9.5 Use Case

Quevedo is one result of our project “Visualizando la SignoEscritura”1 (VisSE, “Visualizing SignWriting” in Spanish). One goal of the project was to create tools capable of automatically processing SignWriting, a graphical system for transcribing sign languages. SignWriting uses iconic symbols to represent the hands, body parts, and their movements and configurations, as the example in Figure 9.3 shows. Quevedo and its features have enabled us to create a system capable of automatically extracting the graphemes within a SignWriting transcription, assigning each of them a label representing their meaning. This required us to collect a corpus, publicly available at https://zenodo.org/record/6337885 and formatted as a Quevedo dataset. The corpus was manually and visually annotated, and a complex hierarchy of neural networks was trained on these annotations to be able to find the correct tag set for every grapheme in new instances.

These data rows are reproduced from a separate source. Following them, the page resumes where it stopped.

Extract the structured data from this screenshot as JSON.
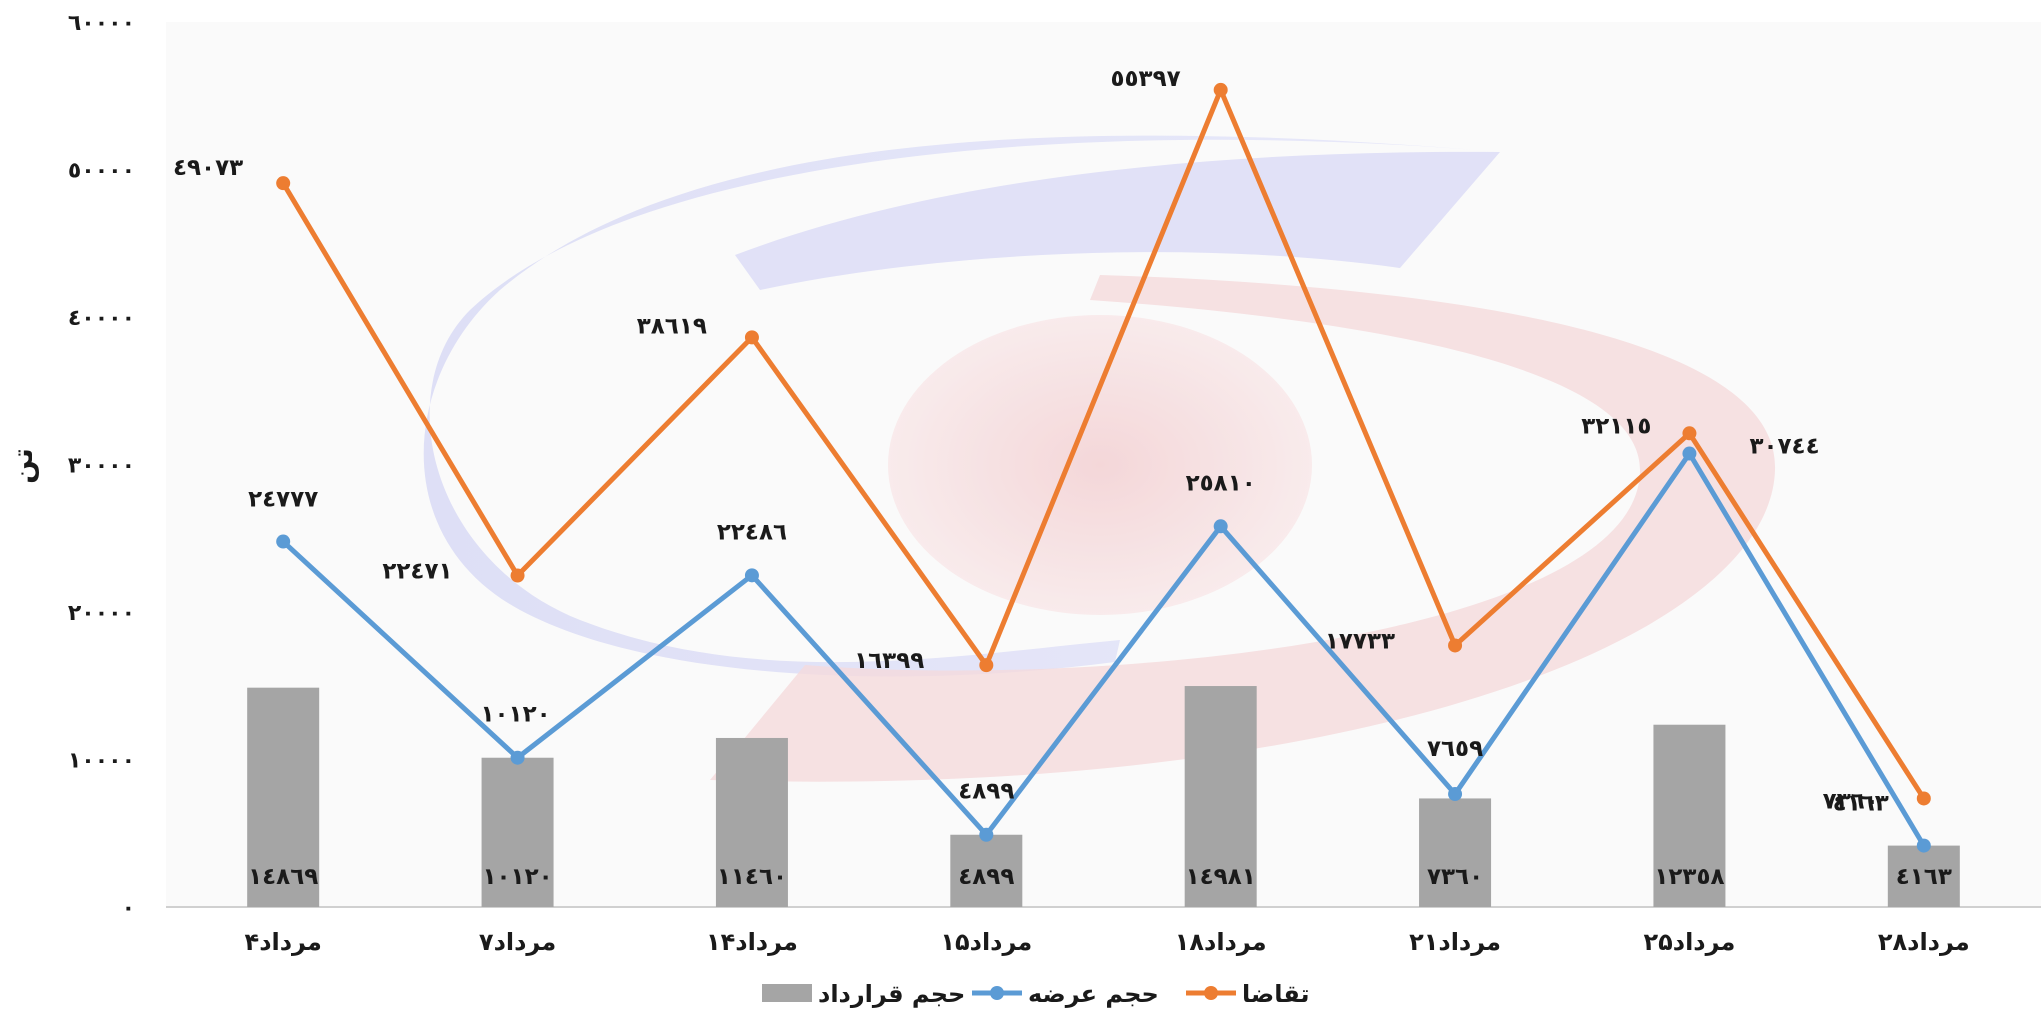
{
  "chart_data": {
    "type": "bar",
    "title": "",
    "xlabel": "",
    "ylabel": "تن",
    "ylim": [
      0,
      60000
    ],
    "yticks": [
      {
        "value": 0,
        "label": "٠"
      },
      {
        "value": 10000,
        "label": "١٠٠٠٠"
      },
      {
        "value": 20000,
        "label": "٢٠٠٠٠"
      },
      {
        "value": 30000,
        "label": "٣٠٠٠٠"
      },
      {
        "value": 40000,
        "label": "٤٠٠٠٠"
      },
      {
        "value": 50000,
        "label": "٥٠٠٠٠"
      },
      {
        "value": 60000,
        "label": "٦٠٠٠٠"
      }
    ],
    "categories": [
      "۴مرداد",
      "۷مرداد",
      "۱۴مرداد",
      "۱۵مرداد",
      "۱۸مرداد",
      "۲۱مرداد",
      "۲۵مرداد",
      "۲۸مرداد"
    ],
    "legend_position": "bottom",
    "grid": false,
    "series": [
      {
        "name": "تقاضا",
        "kind": "line",
        "color": "#ED7D31",
        "values": [
          49073,
          22471,
          38619,
          16399,
          55397,
          17733,
          32115,
          7360
        ],
        "labels": [
          "٤٩٠٧٣",
          "٢٢٤٧١",
          "٣٨٦١٩",
          "١٦٣٩٩",
          "٥٥٣٩٧",
          "١٧٧٣٣",
          "٣٢١١٥",
          "٧٣٦٠"
        ]
      },
      {
        "name": "حجم عرضه",
        "kind": "line",
        "color": "#5B9BD5",
        "values": [
          24777,
          10120,
          22486,
          4899,
          25810,
          7659,
          30744,
          4163
        ],
        "labels": [
          "٢٤٧٧٧",
          "١٠١٢٠",
          "٢٢٤٨٦",
          "٤٨٩٩",
          "٢٥٨١٠",
          "٧٦٥٩",
          "٣٠٧٤٤",
          "٤١٦٣"
        ]
      },
      {
        "name": "حجم قرارداد",
        "kind": "bar",
        "color": "#A5A5A5",
        "values": [
          14869,
          10120,
          11460,
          4899,
          14981,
          7360,
          12358,
          4163
        ],
        "labels": [
          "١٤٨٦٩",
          "١٠١٢٠",
          "١١٤٦٠",
          "٤٨٩٩",
          "١٤٩٨١",
          "٧٣٦٠",
          "١٢٣٥٨",
          "٤١٦٣"
        ]
      }
    ]
  }
}
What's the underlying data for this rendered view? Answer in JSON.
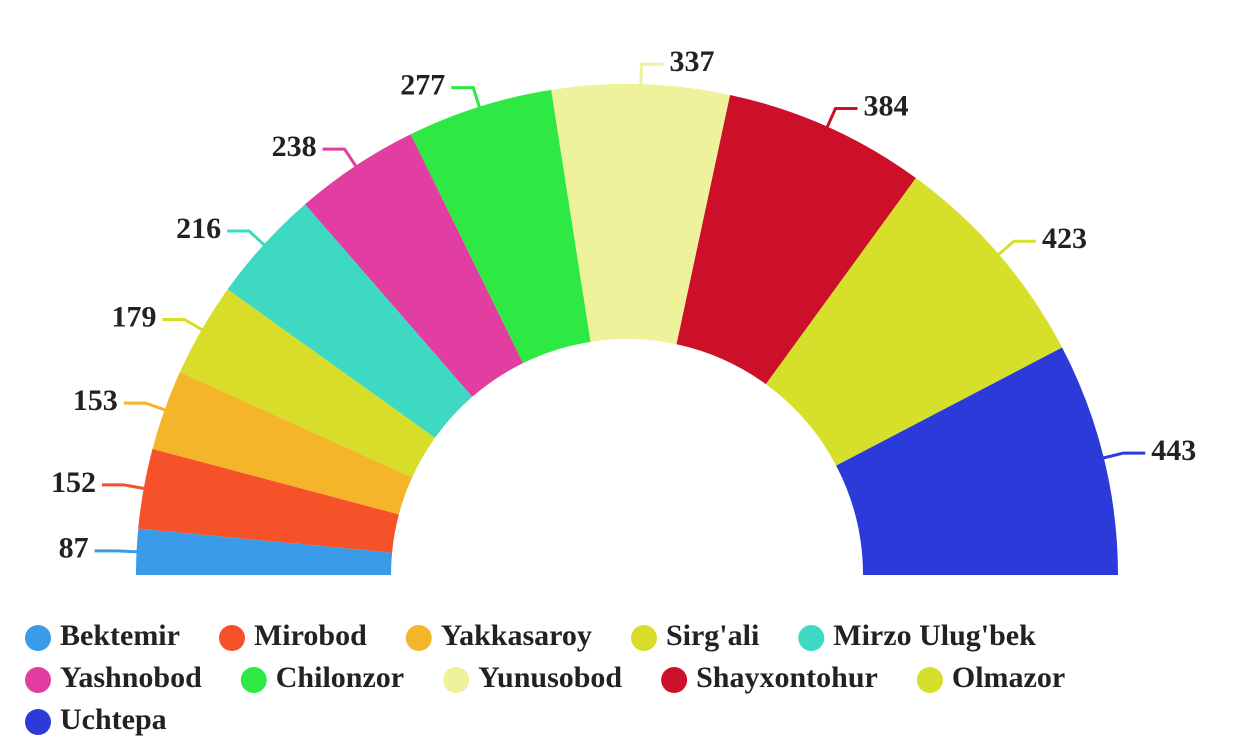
{
  "chart_data": {
    "type": "semi-donut",
    "categories": [
      "Bektemir",
      "Mirobod",
      "Yakkasaroy",
      "Sirg'ali",
      "Mirzo Ulug'bek",
      "Yashnobod",
      "Chilonzor",
      "Yunusobod",
      "Shayxontohur",
      "Olmazor",
      "Uchtepa"
    ],
    "values": [
      87,
      152,
      153,
      179,
      216,
      238,
      277,
      337,
      384,
      423,
      443
    ],
    "colors": [
      "#3a9be8",
      "#f5522a",
      "#f5b52a",
      "#d8dd2a",
      "#3dd9c3",
      "#e23da0",
      "#2ee843",
      "#eef29a",
      "#cc1029",
      "#d6df2a",
      "#2b3ad8"
    ],
    "legend": "bottom"
  }
}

Annotation of a logogram using the Quevedo web interface. The sign, the same as in Figure 9.3, means coffee in Spanish Sign Language. The graphemes marked and annotated within the image represent the two hands and their relative location and orientation, along with their finger configuration, and the circling movement they perform. Metadata can help with the annotation process, and user-defined flags can be configured to represent task-specific messages for other annotator or reviewers. More details on the labels and their values can be found in the corpus annotation guide at https://zenodo.org/record/6337885.
Fig. 9.5 − Annotation of a logogram using the Quevedo web interface. The sign, the same as in Figure 9.3, means coffee in Spanish Sign Language. The graphemes marked and annotated within the image represent the two hands and their relative location and orientation, along with their finger configuration, and the circling movement they perform. Metadata can help with the annotation process, and user-defined flags can be configured to represent task-specific messages for other annotator or reviewers. More details on the labels and their values can be found in the corpus annotation guide at https://zenodo.org/record/6337885.

For every step of this process we used Quevedo, each step guided by a few configuration lines or command line options, and the ground truth kept in the annotation files. The different steps in the process and their results can be recorded with DVC, easing experimentation and storing of measurements, as well as increasing reproducibility.

Our SignWriting data are handwritten transcriptions of Spanish Sign Language signs, organized into sets to be able to do incremental annotation. Metadata for each file store the annotation progress, doubts and errors, and possible problems in the source images to take into account. Within each logogram, the different graphemes are marked and tagged with a set of features that captures their meaning. This set of features, the annotation schema of the dataset, includes a coarse-grain class for graphemes (CLASS), a fine-grain label (SHAPE) and a possible variation (VAR). Rotation (ROT) and reflection (REF) are also specified, since they can alter the meaning of the sign. The relative location of the graphemes is marked with the bounding boxes, which are shown visually in the web interface. An example of this annotation process can be seen in Figure 9.5.

Splitting the grapheme labels into a coarse classification (hands, head symbols, arrows, and some others) and then a finer one has allowed us to perform automatic recognition of the graphemes in steps, instead of with one single recognizer. Storing rotation and reflection of graphemes in the tags, combined with a script to “straighten” them before recognition, reduced the number of classes of graphemes to be recognized 16-fold, de-sparsifying our data and again dividing the problem of recognition into smaller steps. The trained neural networks, each specialized in a different task, were then collected into a Quevedo pipeline, making the full automatic recognition process available as a single command line invocation or a few lines of glue code.

The use of domain knowledge and deterministic rules to do part of the processing was a necessary step in our research, turning a very difficult problem into a tractable one. “Dividing and conquering” is a common strategy in computer science, and is especially necessary if the amount of data available is not as extensive as the complexity of the problem requires for a purely data-based, blind approach. Not having “Big Data” at our disposal means we can not rely on ready made, single-shot solutions to our problem, but we can still use some of the algorithms coming from the state of the art. This requires thoughtful preparation and organization of data, and building custom processing sequences. Quevedo was born to help us in doing this for our SignWriting research, but is general enough that it can be useful for other similar tasks of graphical language recognition, where data is not plentiful and requires careful annotation and processing.

For the VisSE project, the results of the data collection, annotation and machine learning were integrated into a user-facing application that explains SignWriting instances2. The application works by using Quevedo’s recognition pipeline to find the graphemes, and creating textual descriptions for each of them from the predicted tag set. While we have given a shallow overview of our SignWriting pipeline here, researchers interested in reproducing our research or extending it to new problems can find a more in-depth description in our forthcoming work “Automatic SignWriting Recognition”.

The success of the VisSE project in achieving its goals serves as an initial evaluation of Quevedo as useful software for the processing of graphical languages, as well as a demonstration of its potential for solving similar problems in the future.